Удовольствию, какое Освальд мог бы вкусить от знакомства с Италией, препятствовала не столько снедавшая его тоска, сколько веселость графа д’Эрфейля; душе, открытой всем впечатлениям, скорбь не мешает любоваться природой и наслаждаться искусствами; но легкомыслие, под какой бы личиной оно ни выступало, отнимает у внимания его напряженность, у мысли ее самобытность, у чувства его глубину. Одним из странных следствий этого легкомыслия была робость, которая овладевала лордом Нельвилем в присутствии графа д’Эрфейля: почти всегда смущение испытывает тот, в чьем характере больше серьезности. Блестящая легкость ума ослепляет созерцательные натуры, и тот, кто уверяет, что он счастлив, кажется более мудрым, нежели тот, кто страдает.
Граф д’Эрфейль был мягок, любезен, покладист, глубокомыслие проявлял лишь в вопросах самолюбия и был достоин любви в той мере, в какой сам был способен любить, то есть как хороший товарищ в забавах и опасностях; но он не понимал, что значит разделять чужие горести. Ему докучала меланхолия Освальда, и по доброте сердечной, а также по своей жизнерадостности он хотел бы ее развеять.
— Чего вам недостает? — нередко спрашивал он Освальда. — Ведь вы молоды, богаты и, если угодно, здоровы, ибо вы больны лишь оттого, что грустите. Я потерял богатство, все, чем держалась моя жизнь; я не знаю, что меня ждет, и все-таки я наслаждаюсь жизнью, словно владею всеми сокровищами земли.
— Вы обладаете мужеством, столь же необычайным, сколь и достойным уважения, — отвечал лорд Нельвиль, — но невзгоды, которые вы испытали, причиняют меньше страданий, нежели сердечные печали!
— Сердечные печали! — воскликнул граф д’Эрфейль. — О, это верно.
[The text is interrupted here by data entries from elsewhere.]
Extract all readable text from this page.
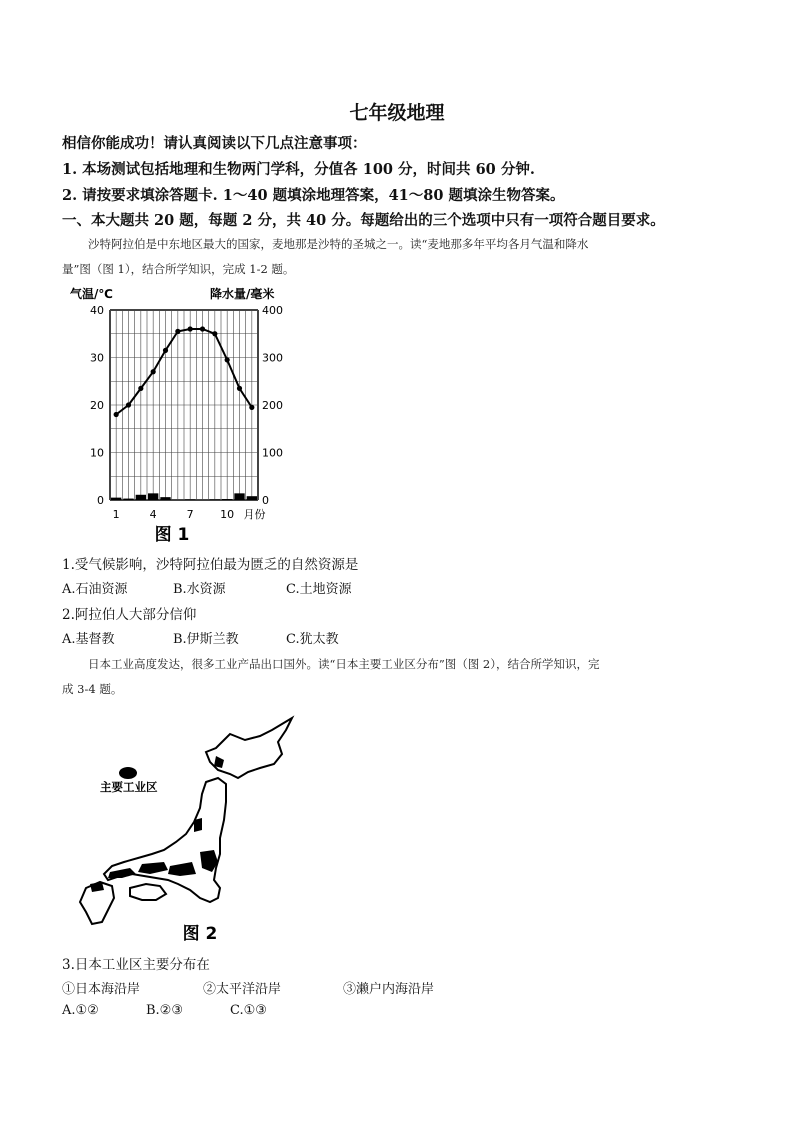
七年级地理
相信你能成功！请认真阅读以下几点注意事项：
1. 本场测试包括地理和生物两门学科，分值各 100 分，时间共 60 分钟.
2. 请按要求填涂答题卡. 1～40 题填涂地理答案，41～80 题填涂生物答案。
一、本大题共 20 题，每题 2 分，共 40 分。每题给出的三个选项中只有一项符合题目要求。
沙特阿拉伯是中东地区最大的国家，麦地那是沙特的圣城之一。读“麦地那多年平均各月气温和降水
量”图（图 1），结合所学知识，完成 1-2 题。
气温/℃	降水量/毫米
40
30
20
10
0
400
300
200
100
0
1	4	7 10 月份
图 1
1.受气候影响，沙特阿拉伯最为匮乏的自然资源是
A.石油资源	B.水资源	C.土地资源
2.阿拉伯人大部分信仰
A.基督教	B.伊斯兰教	C.犹太教
日本工业高度发达，很多工业产品出口国外。读“日本主要工业区分布”图（图 2），结合所学知识，完
成 3-4 题。
主要工业区
图 2
3.日本工业区主要分布在
①日本海沿岸	②太平洋沿岸	③濑户内海沿岸
A.①②	B.②③	C.①③
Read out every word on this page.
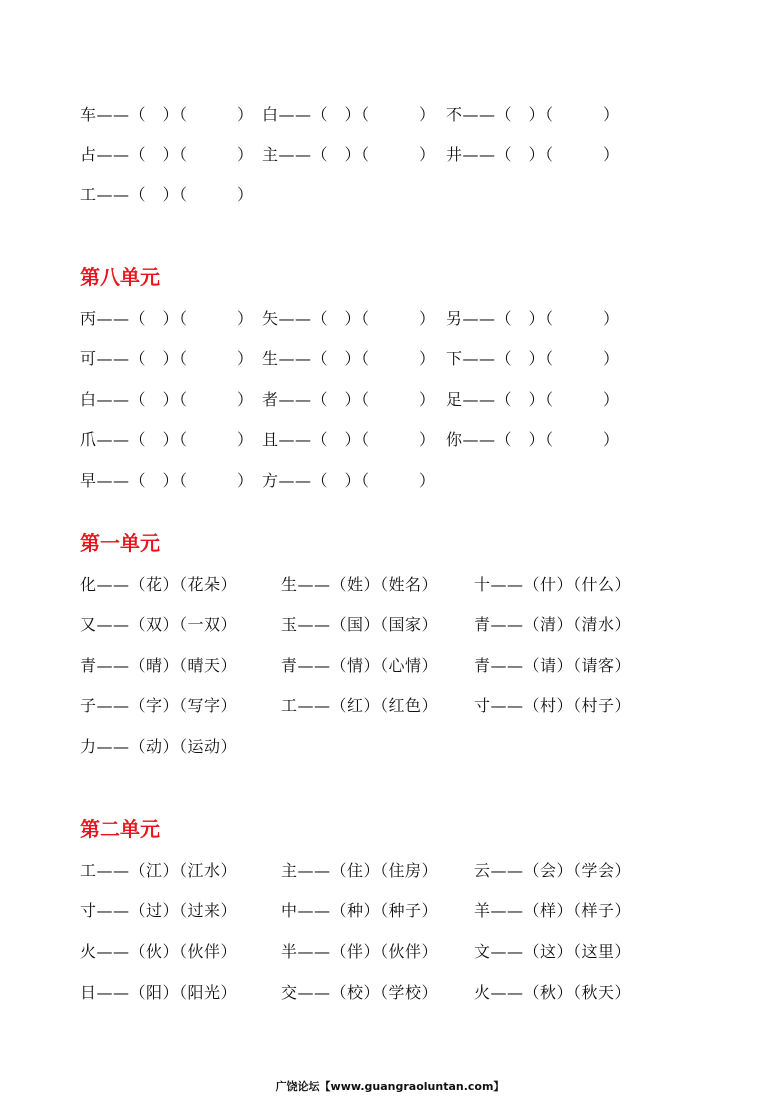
车——（　）（　　　） 白——（　）（　　　） 不——（　）（　　　）
占——（　）（　　　） 主——（　）（　　　） 井——（　）（　　　）
工——（　）（　　　）
第八单元
丙——（　）（　　　） 矢——（　）（　　　） 另——（　）（　　　）
可——（　）（　　　） 生——（　）（　　　） 下——（　）（　　　）
白——（　）（　　　） 者——（　）（　　　） 足——（　）（　　　）
爪——（　）（　　　） 且——（　）（　　　） 你——（　）（　　　）
早——（　）（　　　） 方——（　）（　　　）
第一单元
化——（花）（花朵）	生——（姓）（姓名） 十——（什）（什么）
又——（双）（一双）	玉——（国）（国家） 青——（清）（清水）
青——（晴）（晴天）	青——（情）（心情） 青——（请）（请客）
子——（字）（写字）	工——（红）（红色） 寸——（村）（村子）
力——（动）（运动）
第二单元
工——（江）（江水）	主——（住）（住房） 云——（会）（学会）
寸——（过）（过来）	中——（种）（种子） 羊——（样）（样子）
火——（伙）（伙伴）	半——（伴）（伙伴） 文——（这）（这里）
日——（阳）（阳光）	交——（校）（学校） 火——（秋）（秋天）
广饶论坛【www.guangraoluntan.com】
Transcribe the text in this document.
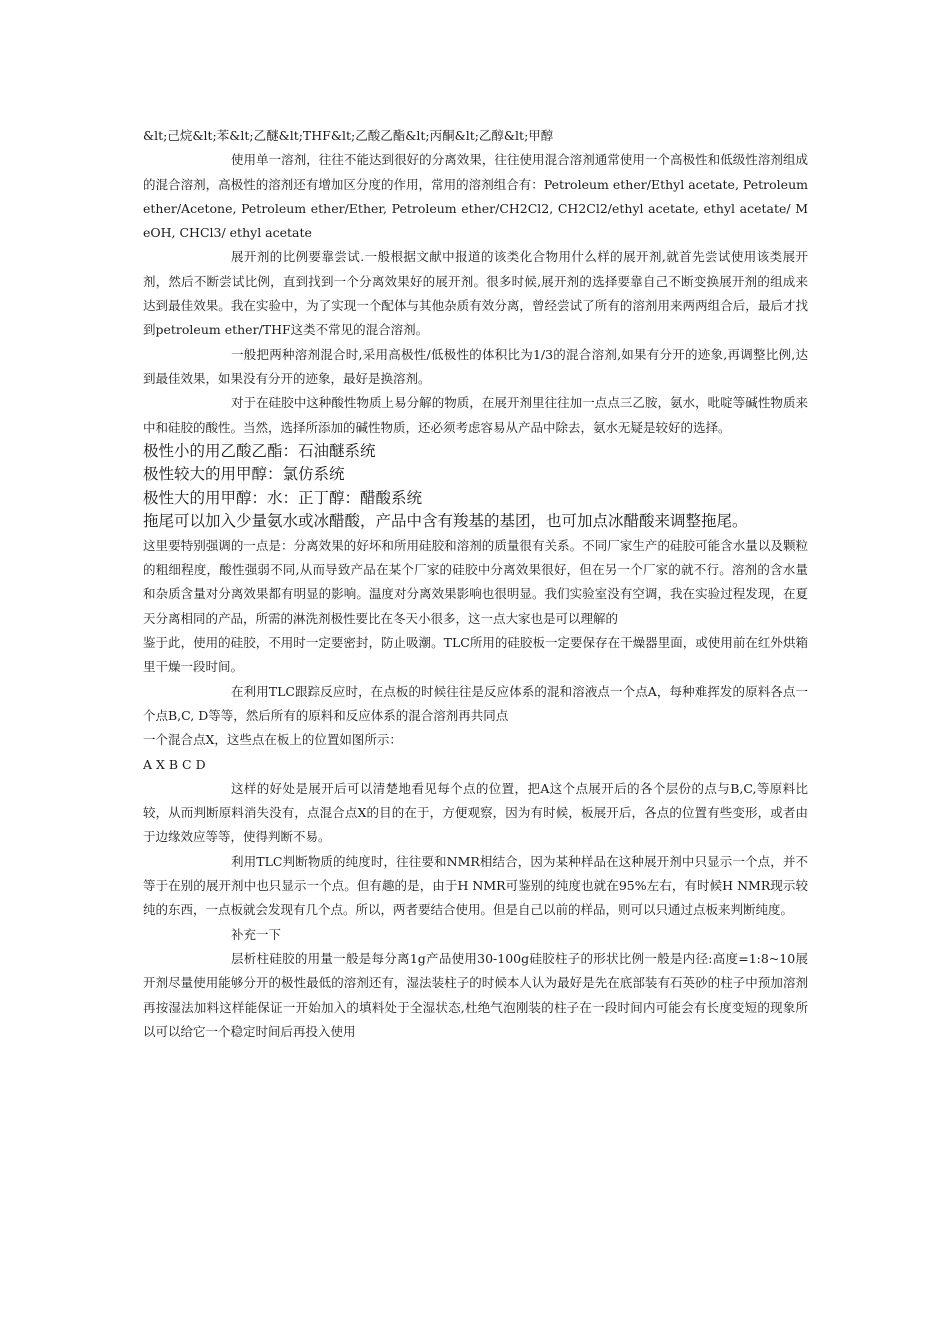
&lt;己烷&lt;苯&lt;乙醚&lt;THF&lt;乙酸乙酯&lt;丙酮&lt;乙醇&lt;甲醇

使用单一溶剂，往往不能达到很好的分离效果，往往使用混合溶剂通常使用一个高极性和低级性溶剂组成的混合溶剂，高极性的溶剂还有增加区分度的作用，常用的溶剂组合有：Petroleum ether/Ethyl acetate, Petroleum ether/Acetone, Petroleum ether/Ether, Petroleum ether/CH2Cl2, CH2Cl2/ethyl acetate, ethyl acetate/ MeOH, CHCl3/ ethyl acetate

展开剂的比例要靠尝试.一般根据文献中报道的该类化合物用什么样的展开剂,就首先尝试使用该类展开剂，然后不断尝试比例，直到找到一个分离效果好的展开剂。很多时候,展开剂的选择要靠自己不断变换展开剂的组成来达到最佳效果。我在实验中，为了实现一个配体与其他杂质有效分离，曾经尝试了所有的溶剂用来两两组合后，最后才找到petroleum ether/THF这类不常见的混合溶剂。

一般把两种溶剂混合时,采用高极性/低极性的体积比为1/3的混合溶剂,如果有分开的迹象,再调整比例,达到最佳效果，如果没有分开的迹象，最好是换溶剂。

对于在硅胶中这种酸性物质上易分解的物质，在展开剂里往往加一点点三乙胺，氨水，吡啶等碱性物质来中和硅胶的酸性。当然，选择所添加的碱性物质，还必须考虑容易从产品中除去，氨水无疑是较好的选择。

极性小的用乙酸乙酯：石油醚系统

极性较大的用甲醇：氯仿系统

极性大的用甲醇：水：正丁醇：醋酸系统

拖尾可以加入少量氨水或冰醋酸，产品中含有羧基的基团，也可加点冰醋酸来调整拖尾。

这里要特别强调的一点是：分离效果的好坏和所用硅胶和溶剂的质量很有关系。不同厂家生产的硅胶可能含水量以及颗粒的粗细程度，酸性强弱不同,从而导致产品在某个厂家的硅胶中分离效果很好，但在另一个厂家的就不行。溶剂的含水量和杂质含量对分离效果都有明显的影响。温度对分离效果影响也很明显。我们实验室没有空调，我在实验过程发现，在夏天分离相同的产品，所需的淋洗剂极性要比在冬天小很多，这一点大家也是可以理解的

鉴于此，使用的硅胶，不用时一定要密封，防止吸潮。TLC所用的硅胶板一定要保存在干燥器里面，或使用前在红外烘箱里干燥一段时间。

在利用TLC跟踪反应时，在点板的时候往往是反应体系的混和溶液点一个点A，每种难挥发的原料各点一个点B,C, D等等，然后所有的原料和反应体系的混合溶剂再共同点

一个混合点X，这些点在板上的位置如图所示：

A X B C D

这样的好处是展开后可以清楚地看见每个点的位置，把A这个点展开后的各个层份的点与B,C,等原料比较，从而判断原料消失没有，点混合点X的目的在于，方便观察，因为有时候，板展开后，各点的位置有些变形，或者由于边缘效应等等，使得判断不易。

利用TLC判断物质的纯度时，往往要和NMR相结合，因为某种样品在这种展开剂中只显示一个点，并不等于在别的展开剂中也只显示一个点。但有趣的是，由于H NMR可鉴别的纯度也就在95%左右，有时候H NMR现示较纯的东西，一点板就会发现有几个点。所以，两者要结合使用。但是自己以前的样品，则可以只通过点板来判断纯度。

补充一下

层析柱硅胶的用量一般是每分离1g产品使用30-100g硅胶柱子的形状比例一般是内径:高度=1:8~10展开剂尽量使用能够分开的极性最低的溶剂还有，湿法装柱子的时候本人认为最好是先在底部装有石英砂的柱子中预加溶剂再按湿法加料这样能保证一开始加入的填料处于全湿状态,杜绝气泡刚装的柱子在一段时间内可能会有长度变短的现象所以可以给它一个稳定时间后再投入使用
Это самые жестокие из… Но… но… и от них можно исцелиться, ибо человек рассудительный должен отгонять от себя все, что не может служить на пользу ни ему самому, ни другим. Не для того ли мы живем на земле, чтобы прежде всего быть полезными, а лишь затем счастливыми? Мой дорогой Нельвиль, ограничимся этим!
Слова графа д’Эрфейля были вполне справедливы с точки зрения обычного здравого смысла: ведь он был во многих отношениях весьма неглуп, да и натуры легкомысленные менее склонны к безумствам, нежели натуры страстные; но образ мыслей графа д’Эрфейля был чужд лорду Нельвилю, и он готов был уверить своего спутника, что почитает себя счастливейшим из смертных, лишь бы избавиться от его утешений.
При всем том граф д’Эрфейль очень привязался к лорду Нельвилю: его покорность судьбе, простота в обращении, скромность и гордость внушали невольное уважение к нему. Внешняя сдержанность Освальда глубоко задевала графа д’Эрфейля; он старался припомнить поучения своих престарелых родителей, слышанные им еще в детстве, чтобы хоть как-нибудь воздействовать на своего друга; удивляясь тому, что никак не может побороть видимую его холодность, граф д’Эрфейль говорил себе: «Разве мало во мне сердечной прямоты, храбрости? разве я не бываю занимателен в обществе? Чего же недостает мне, чтобы расположить к себе этого человека? Не произошло ли между нами какое-нибудь недоразумение оттого, что он не совсем хорошо владеет французским языком?»